Während CDU-Fraktionschef Manuel Hagel den flächendeckenden Einsatz von Bodycams für Rettungskräfte und eine intensivere Videoüberwachung an Kriminalitätsschwerpunkten fordert, klingt das beim Koalitionspartner ganz anders. Man dürfe nicht „reflexartig“ danach rufen, sagt die Grünen-Abgeordnete Andrea Schwarz. Sie führt an, dass Rettungskräfte regelmäßig in private Räume vordringen müssten. „Sicherlich hätten einige von uns ein ungutes Gefühl dabei, wenn in heimischen Wohn- oder Schlafzimmern jemand Fremdes filmen würde.“
Opposition übt Kritik an Strobl
Auch die Opposition hält sofort dagegen. „Die Einsatzkräfte wollen keine Bodycams und sehen sich dadurch nicht besser geschützt“, sagt SPD-Innenpolitiker Sascha Binder. Und wirft Strobl erneut vor, trotz diverser Übergriffe auf Einsatzkräfte auch in Baden-Württemberg von einem „normalen Silvester“ gesprochen zu haben. „Kein einziger Fall darf für uns normal sein“, so Binder. Man brauche konsequente und schnelle Strafverfolgung, mehr Prävention und besseren Schutz für die Betroffenen. Welche Konsequenzen aus dem Blaulicht-Gipfel des Innenministers gezogen würden, bleibe aber „völlig unklar“. Diese Frage stellt sich auch den Betroffenen.

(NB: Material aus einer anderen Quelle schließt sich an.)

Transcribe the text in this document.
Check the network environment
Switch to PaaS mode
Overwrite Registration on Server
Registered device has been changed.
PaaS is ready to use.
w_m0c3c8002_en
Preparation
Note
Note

DRK will Übergriffe erfassen
Fehlende Zahlen
Beim Sicherheitsgipfel in Stuttgart war eines der Themen, dass die Zahl der Übergriffe auf Einsatzkräfte nicht in allen Bereichen gut nachvollziehbar ist. Deshalb soll eine bessere Datenlage her.
DRK
Beim Landesverband Baden-Württemberg des Deutschen Roten Kreuzes (DRK) will man von diesem Jahr an eine bessere Erfassung einführen. „Wir prüfen, wie das in den Einsatzprotokollen unkompliziert geht“, sagt die Präsidentin Barbara Bosch.